Reducing the opioid epidemic is a critical healthcare focus, including avoidance of unnecessary exposure to opioids in young children. After extensive data review, the FDA concluded that the risks connected with opioid use in children younger than 18 outweigh any potential benefits. Labeling for prescription opioid cough and cold medicines containing codeine or hydrocodone is now limited for use only in adults who are 18 years or older. In addition, the FDA now requires an expanded Boxed Warning for these medications that highlights their risks for misuse, abuse, addiction, overdose, death, and slowed or difficult breathing.
These new requirements build on previous restrictions enacted in 2017, when the FDA called for the addition of a contraindication warning to labeling to advise against use of tramadol-containing medications in children younger than 12 years old, and also against the use of codeine-containing medications in this population due to the risk of ultra-rapid metabolism in certain patients. These products were also contraindicated in postoperative management of children younger than 18 years of age post-tonsillectomy and/or adenoidectomy.
The FDA’s most recent changes were based on review of adverse events reports submitted during 1969 through 2015; there were 64 cases of serious breathing problems, including 24 deaths, associated with children younger than 18 years old who took medicines containing codeine.
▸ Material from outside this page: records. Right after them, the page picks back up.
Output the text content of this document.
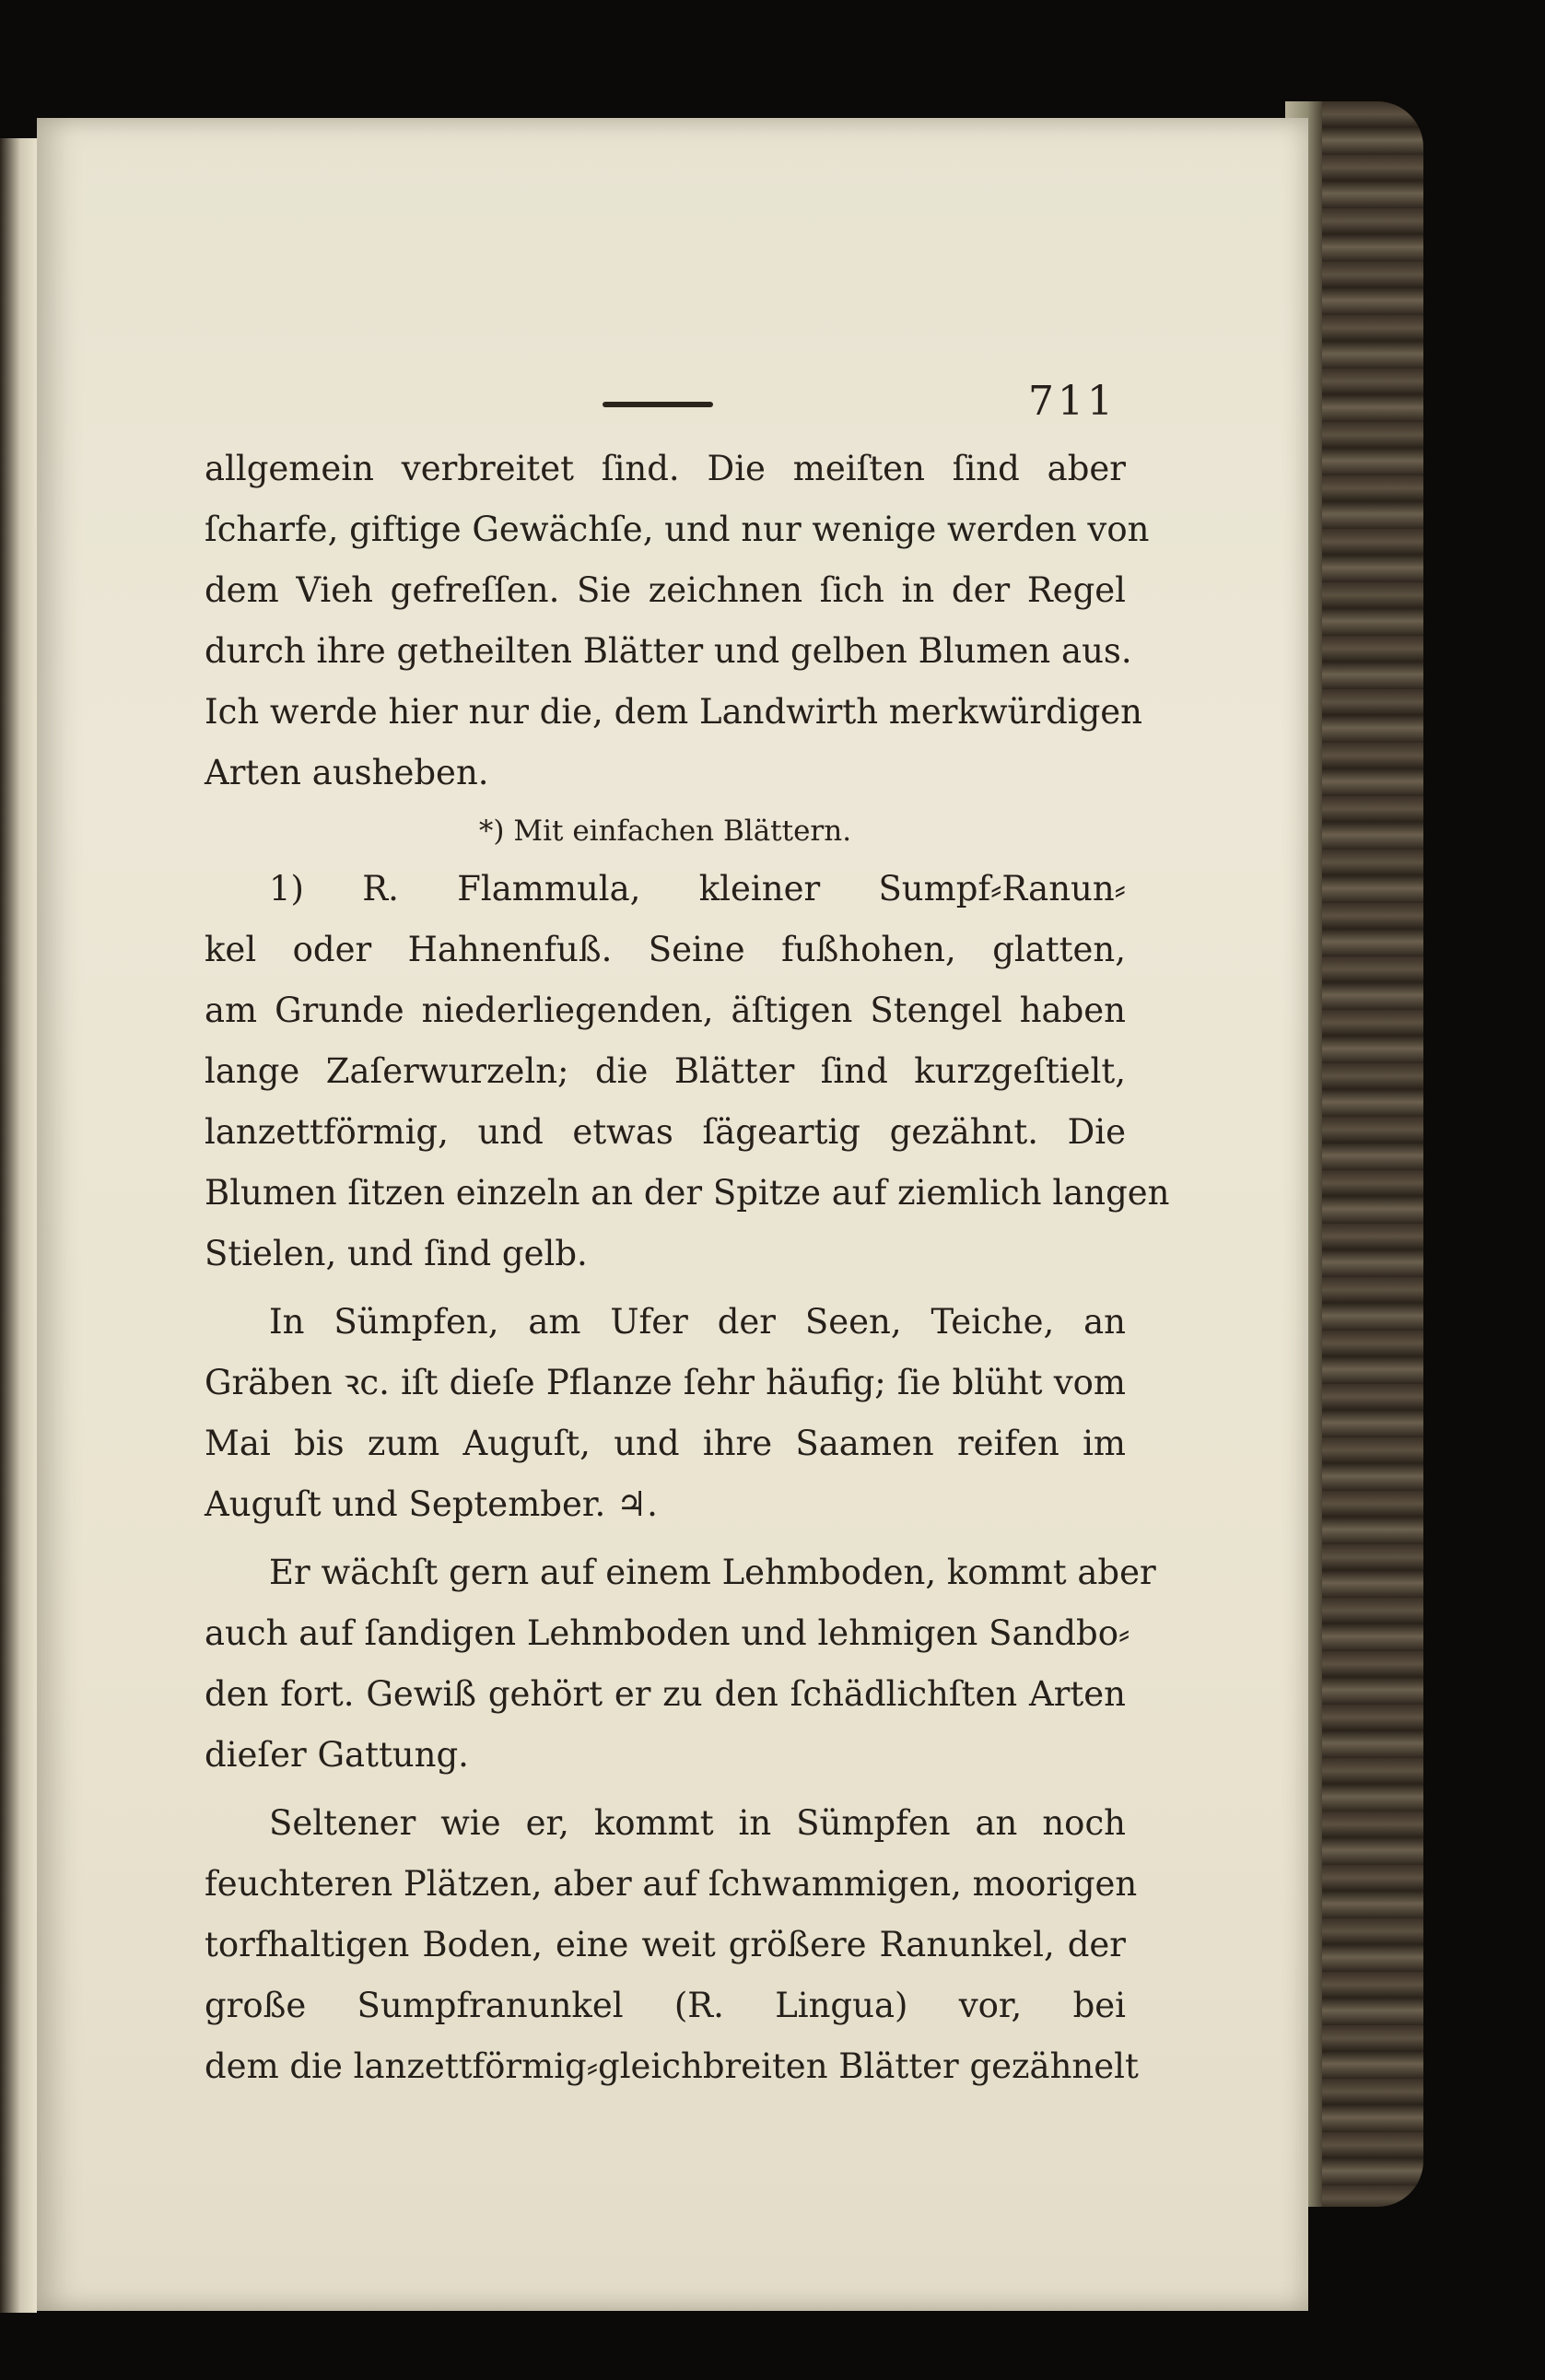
711
allgemein verbreitet ſind. Die meiſten ſind aber
ſcharfe, giftige Gewächſe, und nur wenige werden von
dem Vieh gefreſſen. Sie zeichnen ſich in der Regel
durch ihre getheilten Blätter und gelben Blumen aus.
Ich werde hier nur die, dem Landwirth merkwürdigen
Arten ausheben.
*) Mit einfachen Blättern.
1) R. Flammula, kleiner Sumpf⸗Ranun⸗
kel oder Hahnenfuß. Seine fußhohen, glatten,
am Grunde niederliegenden, äſtigen Stengel haben
lange Zaſerwurzeln; die Blätter ſind kurzgeſtielt,
lanzettförmig, und etwas ſägeartig gezähnt. Die
Blumen ſitzen einzeln an der Spitze auf ziemlich langen
Stielen, und ſind gelb.
In Sümpfen, am Ufer der Seen, Teiche, an
Gräben ꝛc. iſt dieſe Pflanze ſehr häufig; ſie blüht vom
Mai bis zum Auguſt, und ihre Saamen reifen im
Auguſt und September. ♃.
Er wächſt gern auf einem Lehmboden, kommt aber
auch auf ſandigen Lehmboden und lehmigen Sandbo⸗
den fort. Gewiß gehört er zu den ſchädlichſten Arten
dieſer Gattung.
Seltener wie er, kommt in Sümpfen an noch
feuchteren Plätzen, aber auf ſchwammigen, moorigen
torfhaltigen Boden, eine weit größere Ranunkel, der
große Sumpfranunkel (R. Lingua) vor, bei
dem die lanzettförmig⸗gleichbreiten Blätter gezähnelt
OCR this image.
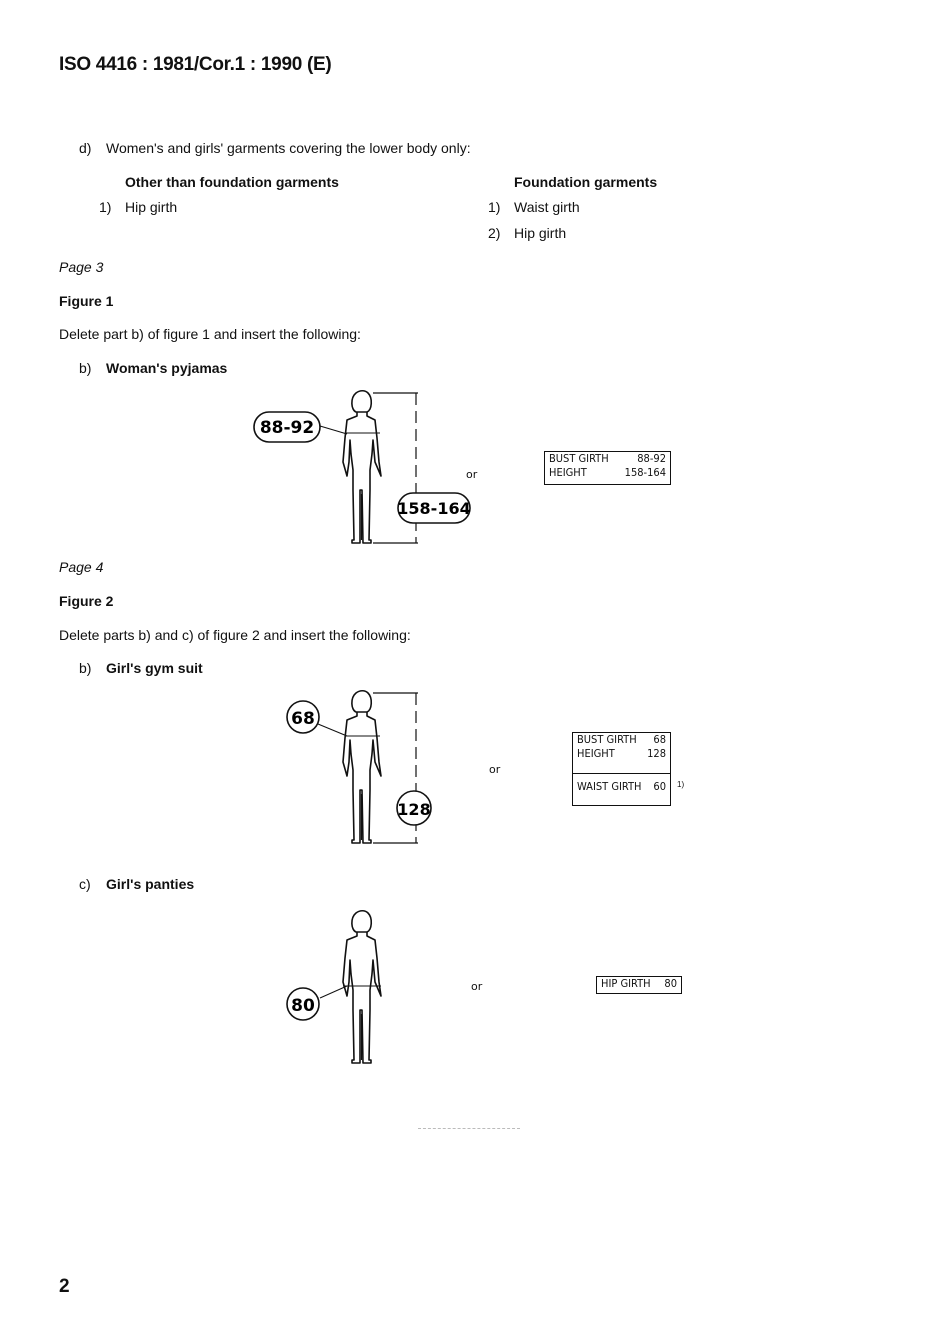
ISO 4416 : 1981/Cor.1 : 1990 (E)
d) Women's and girls' garments covering the lower body only:
Other than foundation garments
1) Hip girth
Foundation garments
1) Waist girth
2) Hip girth
Page 3
Figure 1
Delete part b) of figure 1 and insert the following:
b) Woman's pyjamas
88-92
158-164
or
BUST GIRTH	88-92
HEIGHT	158-164
Page 4
Figure 2
Delete parts b) and c) of figure 2 and insert the following:
b) Girl's gym suit
68
128
or
BUST GIRTH 68
HEIGHT	128
WAIST GIRTH 60 1)
c) Girl's panties
80
or	HIP GIRTH 80
2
Both codeine and hydrocodone are associated with respiratory depression and death, particularly in pediatric patients. Metabolism for hydrocodone has not been identified as a risk factor the way codeine has.
Most pediatric cough symptoms caused by a cold or upper respiratory tract infection do not typically require treatment with opioids, and the FDA advises healthcare professionals to educate caregivers that a cough in children due to these conditions is self-limited and generally does not need to be treated. For children in whom cough treatment is necessary, alternative medicines are available. These include over-the-counter products, such as dextromethorphan, as well as prescription benzonatate products.